Our results indicate that, across Belize, roughly 7% of fillets (most of which are sold are grouper, snapper or “grouper/snapper”) were parrotfish, which is signifcantly lower than the proportion of parrotfish (28%) harvested from 2005 to 2008 at Glover’s Reef Marine Reserve (Wildlife Conservation Society 2010). We also found that roughly half (51%) the fillets tested were mislabeled. Fillets purchased were labeled as snapper, grouper, snapper/grouper, cobia, tuna or snook. Only fillets labeled as snapper or grouper were mislabeled:
Figure 1. Species composition of samples labeled as snapper, grouper, and snapper/grouper.
We genetically identified fillets mislabeled as snapper or grouper to one of 11 families (Fig. 1). The proportion of mislabeled fillets that were identified as parrotfish in San Pedro (43%) was significantly higher than Placencia (0%) and Belize City (2%) (Table 1), while the proportion of overall mislabeling did not vary significantly among towns (Table 1). The proportion of parrotfish sold was significantly higher in supermarkets than in restaurants or co-operatives and the proportion of mislabeling was significantly higher in open fish markets than in restaurants.

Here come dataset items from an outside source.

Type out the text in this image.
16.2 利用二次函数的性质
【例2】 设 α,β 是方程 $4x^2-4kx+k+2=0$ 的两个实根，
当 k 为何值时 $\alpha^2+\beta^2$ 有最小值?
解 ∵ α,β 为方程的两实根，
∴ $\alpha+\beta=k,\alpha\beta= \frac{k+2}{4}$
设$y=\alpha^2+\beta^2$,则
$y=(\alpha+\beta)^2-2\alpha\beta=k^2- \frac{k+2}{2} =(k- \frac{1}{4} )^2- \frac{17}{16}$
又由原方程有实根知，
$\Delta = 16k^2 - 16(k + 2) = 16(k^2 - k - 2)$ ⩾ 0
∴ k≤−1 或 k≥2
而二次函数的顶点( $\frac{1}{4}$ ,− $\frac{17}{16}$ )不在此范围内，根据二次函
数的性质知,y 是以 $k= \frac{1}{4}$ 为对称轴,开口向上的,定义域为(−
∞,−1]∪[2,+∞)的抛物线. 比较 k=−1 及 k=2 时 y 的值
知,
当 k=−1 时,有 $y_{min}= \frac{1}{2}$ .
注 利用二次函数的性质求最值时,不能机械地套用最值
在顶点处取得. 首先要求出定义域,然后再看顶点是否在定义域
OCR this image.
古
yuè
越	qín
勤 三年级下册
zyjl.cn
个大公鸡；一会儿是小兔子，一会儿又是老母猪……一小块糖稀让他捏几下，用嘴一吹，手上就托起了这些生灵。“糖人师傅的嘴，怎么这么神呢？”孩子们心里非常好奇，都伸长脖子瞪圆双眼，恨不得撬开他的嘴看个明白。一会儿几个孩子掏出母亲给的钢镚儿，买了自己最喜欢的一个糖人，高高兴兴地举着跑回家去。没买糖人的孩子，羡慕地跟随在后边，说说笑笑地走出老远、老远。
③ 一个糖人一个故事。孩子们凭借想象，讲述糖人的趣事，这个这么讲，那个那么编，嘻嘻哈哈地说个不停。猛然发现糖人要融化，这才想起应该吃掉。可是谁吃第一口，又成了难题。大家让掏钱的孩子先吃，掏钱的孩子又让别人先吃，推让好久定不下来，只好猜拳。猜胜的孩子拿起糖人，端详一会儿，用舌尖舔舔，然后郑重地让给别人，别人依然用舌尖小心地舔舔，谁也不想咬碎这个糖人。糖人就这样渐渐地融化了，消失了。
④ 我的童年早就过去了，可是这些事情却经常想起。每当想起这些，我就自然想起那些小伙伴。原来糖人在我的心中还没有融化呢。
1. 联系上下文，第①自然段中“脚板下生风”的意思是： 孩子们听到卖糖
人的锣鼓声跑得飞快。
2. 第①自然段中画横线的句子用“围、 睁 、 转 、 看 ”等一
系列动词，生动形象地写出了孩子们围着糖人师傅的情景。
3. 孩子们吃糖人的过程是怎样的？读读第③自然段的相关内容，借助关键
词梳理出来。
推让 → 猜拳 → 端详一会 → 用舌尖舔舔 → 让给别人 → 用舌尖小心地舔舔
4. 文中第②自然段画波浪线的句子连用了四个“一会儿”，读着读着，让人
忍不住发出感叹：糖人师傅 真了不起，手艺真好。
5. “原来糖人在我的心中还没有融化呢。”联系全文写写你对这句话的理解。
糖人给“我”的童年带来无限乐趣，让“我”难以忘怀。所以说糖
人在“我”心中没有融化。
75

The main incentives for fish mislabeling are meeting consumer demand and increasing profits. The supply chain in Belize is fairly short. Belizean fishermen sell their catch directly to locals in fish markets, to co-operatives who then export catch or sell to local businesses, or directly to restaurants and hotels. It is unclear where along the supply chain most mislabeling is occurring and it is possible that vendors are unknowingly mislabeling fillets, but marketing and selling an undesirable fish as a popular and expensive fish can be highly profitable. For example, in Belize, snapper can be sold for twice the price of non-target species (Wendy’s Restaurant, local restaurant – not the American chain, pers. comm. 2011). We found that snapper, grouper, and hogfish fillets were sold at an average of US$5.55 per pound, while cobia and snook fillets were sold at an average of US$2.60 per pound.